Apparently a Somali man was teaching his wife to drive. Apparently he was teaching her to drive in a parking lot full of parked cars. Apparently he wasn’t clear on the gas versus the brakes.

They say she was startled and pushed the wrong pedal. They say she slammed into a car belonging to our friend. They say it was squeezed in snugly between two other cars.

That, of course, was before it was shoved into the tree. That was before the van driven by the Somali’s wife found itself halfway into that parking spot. That, of course, was before the car on the left smacked into another car when its bumper was wrench and twisted and shoved. That was before the crash and the screeching and the screaming and the shattering.

And then she was frightened, and she ran inside. And then the Somali tried to take credit for what had gone wrong. And then someone called him on it. And then we appeared in the middle of the crowd that soon grew to hold every single person in the apartment complex.

In America, we usually don’t allow people into the scene of the accident. We push the kids away, we call the police and we let insurance settle the matter. Not so in this apartment complex. I walked on bits of broken bumpers and shards of glass from tail lights and bulbs. I carried a four year old in my arms while a nine year old oo-ed and aahh-ed over the wreckage with me. Molls came out and translated (or helped) when the cops arrive.

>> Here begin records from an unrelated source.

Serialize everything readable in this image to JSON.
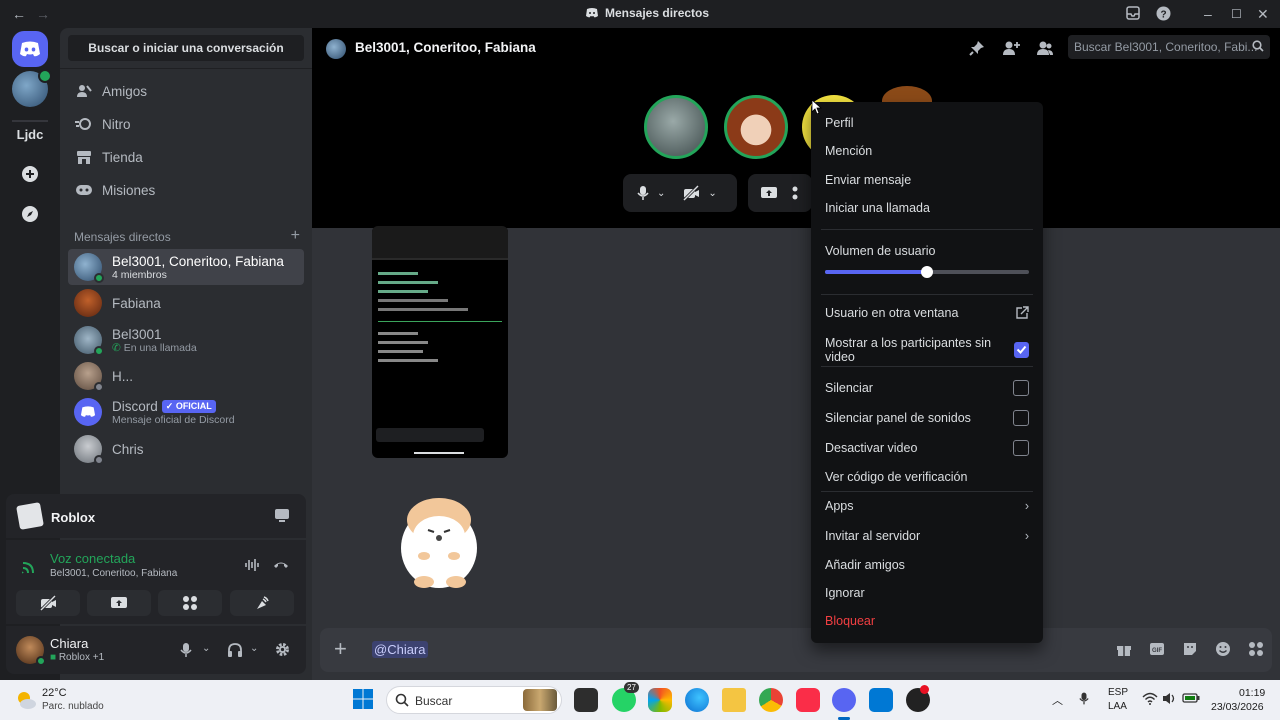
{
  "window": {
    "title": "Mensajes directos"
  },
  "rail": {
    "server_label": "Ljdc"
  },
  "sidebar": {
    "search_label": "Buscar o iniciar una conversación",
    "nav": [
      {
        "label": "Amigos",
        "icon": "friends-icon"
      },
      {
        "label": "Nitro",
        "icon": "nitro-icon"
      },
      {
        "label": "Tienda",
        "icon": "shop-icon"
      },
      {
        "label": "Misiones",
        "icon": "quests-icon"
      }
    ],
    "dm_header": "Mensajes directos",
    "dms": [
      {
        "name": "Bel3001, Coneritoo, Fabiana",
        "sub": "4 miembros"
      },
      {
        "name": "Fabiana",
        "sub": ""
      },
      {
        "name": "Bel3001",
        "sub": "En una llamada"
      },
      {
        "name": "H...",
        "sub": ""
      },
      {
        "name": "Discord",
        "badge": "OFICIAL",
        "sub": "Mensaje oficial de Discord"
      },
      {
        "name": "Chris",
        "sub": ""
      }
    ]
  },
  "game": {
    "name": "Roblox"
  },
  "voice": {
    "status": "Voz conectada",
    "channel": "Bel3001, Coneritoo, Fabiana"
  },
  "user": {
    "name": "Chiara",
    "activity": "Roblox +1"
  },
  "main": {
    "header_title": "Bel3001, Coneritoo, Fabiana",
    "search_placeholder": "Buscar Bel3001, Coneritoo, Fabi...",
    "composer_mention": "@Chiara"
  },
  "context_menu": {
    "items": {
      "perfil": "Perfil",
      "mencion": "Mención",
      "enviar": "Enviar mensaje",
      "llamada": "Iniciar una llamada",
      "volumen": "Volumen de usuario",
      "otra_ventana": "Usuario en otra ventana",
      "mostrar": "Mostrar a los participantes sin video",
      "silenciar": "Silenciar",
      "silenciar_sonidos": "Silenciar panel de sonidos",
      "desactivar_video": "Desactivar video",
      "verificacion": "Ver código de verificación",
      "apps": "Apps",
      "invitar": "Invitar al servidor",
      "anadir": "Añadir amigos",
      "ignorar": "Ignorar",
      "bloquear": "Bloquear"
    },
    "volume_fraction": 0.5,
    "checks": {
      "mostrar": true,
      "silenciar": false,
      "silenciar_sonidos": false,
      "desactivar_video": false
    },
    "danger_color": "#f23f42"
  },
  "taskbar": {
    "weather_temp": "22°C",
    "weather_desc": "Parc. nublado",
    "search_label": "Buscar",
    "whatsapp_badge": "27",
    "lang_top": "ESP",
    "lang_bottom": "LAA",
    "time": "01:19",
    "date": "23/03/2026"
  },
  "colors": {
    "accent": "#5865f2",
    "online": "#23a55a"
  }
}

This is sure to be a hot mess. The Somali hit a Bhutanese/Nepali and a Congolese. It’s a twisted mess of cultures and languages, not to mention insurance agencies. I talked with one man who doesn’t know how he’ll pay for anything to be fixed. Baba shook his head and cradled his chin in his hands while he sat in that nasty mustard yellow chair perched in the corner of our living room.

We came back inside, eventually, and perhaps that is where the real story begins.

But I’m getting up for the sunrise tomorrow. So you’ll have to tune in again later to hear about the three meals on Wednesday night and the debate about whether it was feathers or feet that I was fed….the jury is still out. (and honestly, they may never return)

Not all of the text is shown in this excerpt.